Effect of food and polymorphisms in SLCO2B1, CYP3A4 and UGT1A4 on pharmacokinetics of abiraterone and its metabolites in Chinese volunteers

Aims: Abiraterone acetate, a prodrug of abiraterone (ABI), provides an efficient therapeutic option for metastatic castration-resistant prostate cancer patients. ABI undergoes extensive metabolism in vivo and is transformed into active metabolites ?(4)-abiraterone and 3-keto-5a-abiraterone as well as inactive metabolites abiraterone sulfate and abiraterone N-oxide sulfate. We aimed to examine the effect of polymorphisms in SLCO2B1, CYP3A4 and UGT1A4 on the pharmacokinetics of ABI and its metabolites.Methods: In this study, 81 healthy Chinese subjects were enrolled and divided into 2 groups for fasted (n = 45) and fed (n = 36) studies. Plasma samples were collected after administering a 250 mg abiraterone acetate tablet followed by liquid chromatography-tandem mass spectrometry analysis. Genotyping was performed on a MassARRAY system. The association between SLCO2B1, CYP3A4, UGT1A4 geno-type and pharmacokinetic parameters of ABI and its metabolites was assessed.Results: Food effect study demonstrated high fat meal remarkedly increased systemic exposure of ABI and its metabolites. The geometric mean ratio and 90% confidence interval of area under the plasma concentration-time curve from time 0 to the time of the last quantifiable concentration (AUC(0-t)) and maximum plasma concentration (C-max) of ABI in fed state vs. fasted state were 351.64% (286.86%-431.04%) and 478.45% (390.01%-586.94%), respectively, while the corresponding results were ranging from 145.11% to 269.42% and 150.10% to 478.45% for AUC(0-t) and C-max of ABI metabolites in fed state vs. fasted state, respectively.
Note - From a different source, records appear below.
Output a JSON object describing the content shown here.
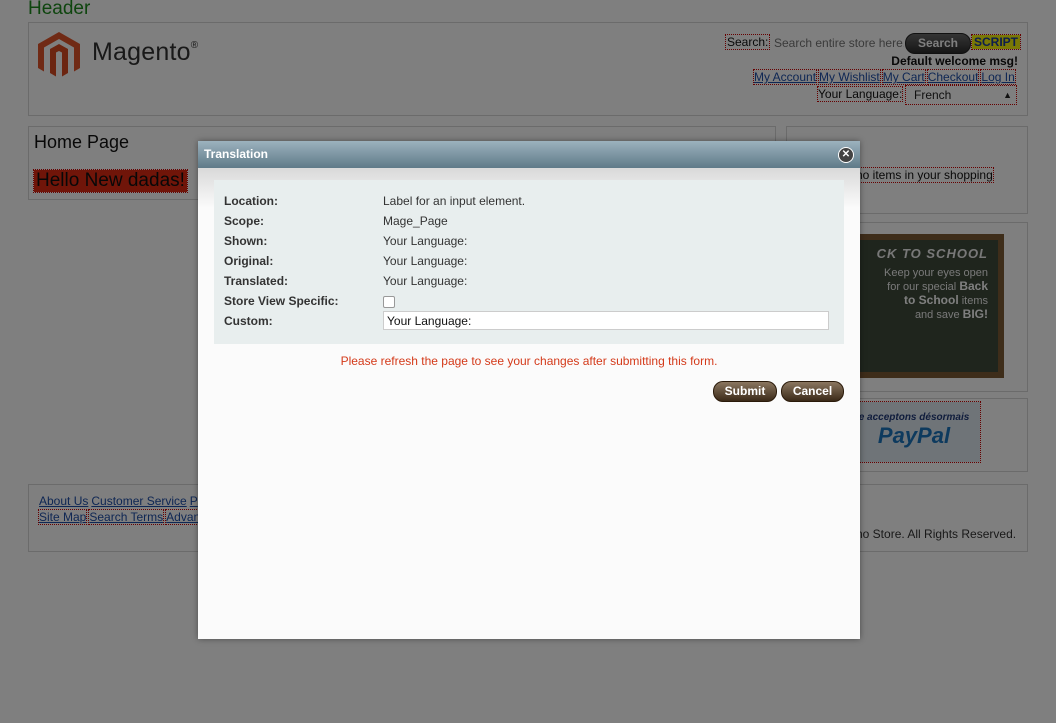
{
  "header": {
    "caption": "Header",
    "logo_text": "Magento",
    "logo_mark": "®",
    "search_label": "Search:",
    "search_placeholder": "Search entire store here...",
    "search_button": "Search",
    "script_tag": "SCRIPT",
    "welcome": "Default welcome msg!",
    "links": [
      "My Account",
      "My Wishlist",
      "My Cart",
      "Checkout",
      "Log In"
    ],
    "language_label": "Your Language:",
    "language_value": "French"
  },
  "main": {
    "title": "Home Page",
    "highlight": "Hello New dadas!"
  },
  "sidebar": {
    "cart_text": "no items in your shopping",
    "promo": {
      "headline": "CK TO SCHOOL",
      "line1": "Keep your eyes open",
      "line2a": "for our special",
      "line2b": "Back",
      "line3a": "to School",
      "line3b": "items",
      "line4a": "and save",
      "line4b": "BIG!"
    },
    "paypal": {
      "small": "e acceptons désormais",
      "brand": "PayPal"
    }
  },
  "footer": {
    "links_row1": [
      "About Us",
      "Customer Service",
      "P"
    ],
    "links_row2": [
      "Site Map",
      "Search Terms",
      "Advan"
    ],
    "copyright": "no Store. All Rights Reserved."
  },
  "modal": {
    "title": "Translation",
    "close_icon": "close-icon",
    "fields": {
      "location_label": "Location:",
      "location_value": "Label for an input element.",
      "scope_label": "Scope:",
      "scope_value": "Mage_Page",
      "shown_label": "Shown:",
      "shown_value": "Your Language:",
      "original_label": "Original:",
      "original_value": "Your Language:",
      "translated_label": "Translated:",
      "translated_value": "Your Language:",
      "store_view_label": "Store View Specific:",
      "custom_label": "Custom:",
      "custom_value": "Your Language:"
    },
    "notice": "Please refresh the page to see your changes after submitting this form.",
    "submit": "Submit",
    "cancel": "Cancel"
  },
  "colors": {
    "overlay": "#000000",
    "header_caption": "#1d8a1d",
    "highlight_bg": "#e02b13",
    "notice": "#d43a1a",
    "modal_header": "#7a96a4"
  }
}
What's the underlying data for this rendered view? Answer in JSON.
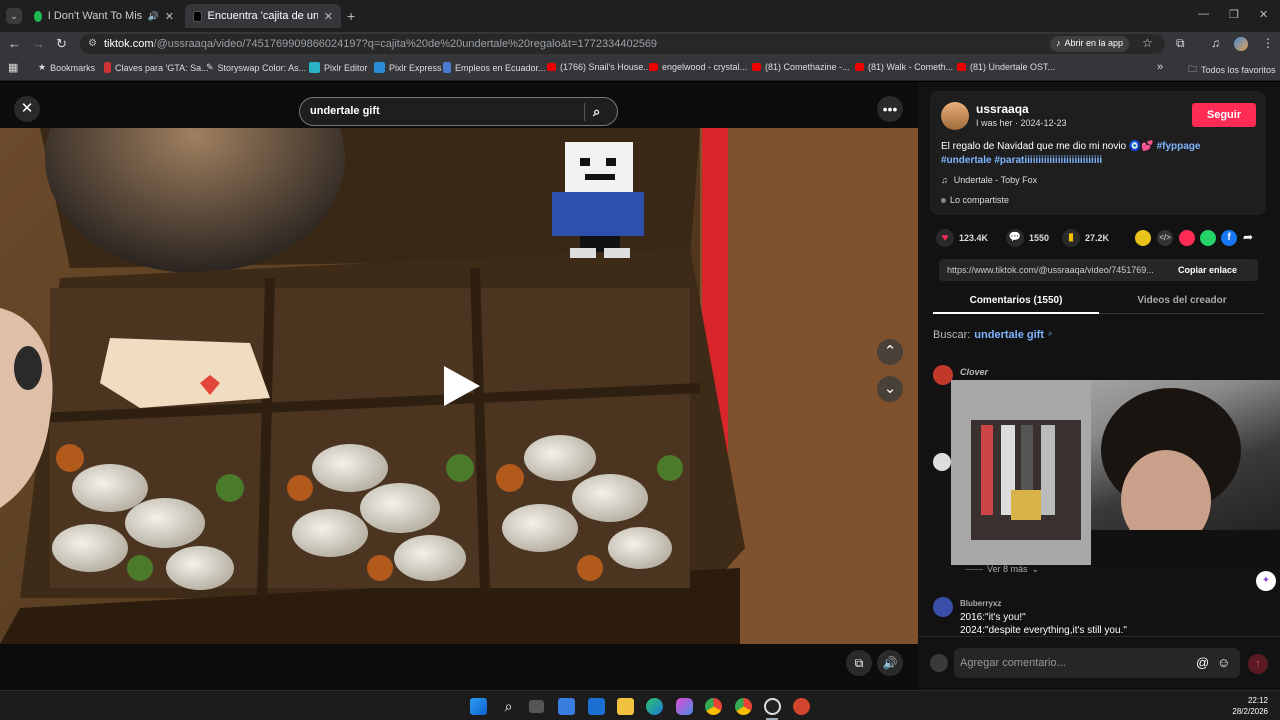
{
  "browser": {
    "tabs": [
      {
        "title": "I Don't Want To Miss A Thin",
        "active": false
      },
      {
        "title": "Encuentra 'cajita de undertale r",
        "active": true
      }
    ],
    "url_host": "tiktok.com",
    "url_rest": "/@ussraaqa/video/7451769909866024197?q=cajita%20de%20undertale%20regalo&t=1772334402569",
    "open_app": "Abrir en la app",
    "bookmarks": [
      "Bookmarks",
      "Claves para 'GTA: Sa...",
      "Storyswap Color: As...",
      "Pixlr Editor",
      "Pixlr Express",
      "Empleos en Ecuador...",
      "(1766) Snail's House...",
      "engelwood - crystal...",
      "(81) Comethazine -...",
      "(81) Walk - Cometh...",
      "(81) Undertale OST..."
    ],
    "all_favorites": "Todos los favoritos"
  },
  "video": {
    "search_text": "undertale gift"
  },
  "post": {
    "username": "ussraaqa",
    "subtitle": "I was her · 2024-12-23",
    "follow": "Seguir",
    "caption": "El regalo de Navidad que me dio mi novio 🧿💕",
    "hashtags_line1": "#fyppage",
    "hashtags_line2": "#undertale #paratiiiiiiiiiiiiiiiiiiiiiiiiiiii",
    "music": "Undertale - Toby Fox",
    "shared": "Lo compartiste",
    "likes": "123.4K",
    "comments": "1550",
    "saves": "27.2K",
    "link": "https://www.tiktok.com/@ussraaqa/video/7451769...",
    "copy_link": "Copiar enlace",
    "tab_comments": "Comentarios (1550)",
    "tab_videos": "Videos del creador",
    "search_label": "Buscar:",
    "search_term": "undertale gift",
    "comment1_user": "Clover",
    "see_more": "Ver 8 más",
    "comment2_user": "Bluberryxz",
    "comment2_line1": "2016:\"it's you!\"",
    "comment2_line2": "2024:\"despite everything,it's still you.\"",
    "add_comment": "Agregar comentario..."
  },
  "taskbar": {
    "time": "22:12",
    "date": "28/2/2026"
  },
  "colors": {
    "accent": "#fe2c55",
    "hashtag": "#7fb4ff"
  }
}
The SLCO2B1 rs1077858 had a significant influence on AUC(0-t) and C-max, while 7 other SLCO2B1 variants pro-longed half-life of ABI under both fasted and fed conditions. As for ABI metabolites, the systemic exposure of ?(4)-abiraterone, abiraterone sulfate and abiraterone N-oxide sulfate as well as the elimination of 3-keto-5a-abiraterone were significantly affected by SLCO2B1 polymorphisms. Polymorphisms in CYP3A4 and UGT1A4 did not significantly affect pharmacokinetics of ABI and its metabolites.Conclusion: Polymorphisms in SLCO2B1 were significantly related to the pharmacokinetic variability of ABI and its metabolites under both fasted and fed conditions.